「多久の雀は論語をさえずる」

 興味深い記事を目にしまして。

 元禄十二年(1699年)に、武士や町人、農民の身分を問わず、志ある者が学べる学問所としての邑校東原庠舎を現在の多久聖廟広場(観光物産館前)に開校し、邑民へ学問を奨励しました。そこは寄宿舎も備えた立派なものでした。学びの門戸を開いたのは、その頃の身分制度が厳しかったことを思えばとても珍しい事です。多久邑の人々は東原庠舎で、孔子様の教えである論語を素直によく学び、「多久の百姓さんは田畑にいる時も鍬を置いて人としての生き方を説く。」とか「多久の雀は論語をさえずる。」と言う伝説までもが残っているほどです。

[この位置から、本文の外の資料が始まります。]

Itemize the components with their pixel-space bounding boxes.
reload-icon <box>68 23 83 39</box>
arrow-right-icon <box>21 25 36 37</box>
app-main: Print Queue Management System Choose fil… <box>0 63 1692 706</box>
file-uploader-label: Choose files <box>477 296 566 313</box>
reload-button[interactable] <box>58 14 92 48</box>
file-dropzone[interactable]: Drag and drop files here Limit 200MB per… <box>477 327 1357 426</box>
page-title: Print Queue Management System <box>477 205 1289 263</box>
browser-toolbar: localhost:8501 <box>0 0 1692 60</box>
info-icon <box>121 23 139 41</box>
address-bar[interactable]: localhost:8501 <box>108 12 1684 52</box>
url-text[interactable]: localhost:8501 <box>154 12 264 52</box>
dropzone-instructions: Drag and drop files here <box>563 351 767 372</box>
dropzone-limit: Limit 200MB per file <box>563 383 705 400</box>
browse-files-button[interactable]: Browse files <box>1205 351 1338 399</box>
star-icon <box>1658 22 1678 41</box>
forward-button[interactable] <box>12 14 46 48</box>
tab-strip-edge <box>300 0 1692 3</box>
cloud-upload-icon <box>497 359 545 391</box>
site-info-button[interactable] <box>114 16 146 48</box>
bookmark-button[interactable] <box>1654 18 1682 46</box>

http://talkbar.saga-s.co.jp/archives/67117777.html

 「多久の雀は論語をさえずる」は「勧学院の雀は蒙求を囀る」(『宝物集』等)のバリエーションですね。『論語』を囀る雀は初めて見ましたけど。この諺については太田晶二郎「勧学院の雀は なぜ蒙求を囀つたか」(『太田晶二郎著作集 第一冊』)に詳細に説かれているので参照を請うとして、雀は古くは『千字文』(「文室辺雀」)やがては『蒙求』を囀り、多久市で『論語』を囀るようになったということでしょう。『論語』もまた『千字文』『蒙求』同様に幼学書です。
 ところで「囀る」とするのは『蒙求』を音読したからだというのが太田氏の説明でして(さらに、それが「漢音」でよまれたことも重要視していますが)、たしかに訓読では「囀る」にはならないだろうというのはその通りでしょう。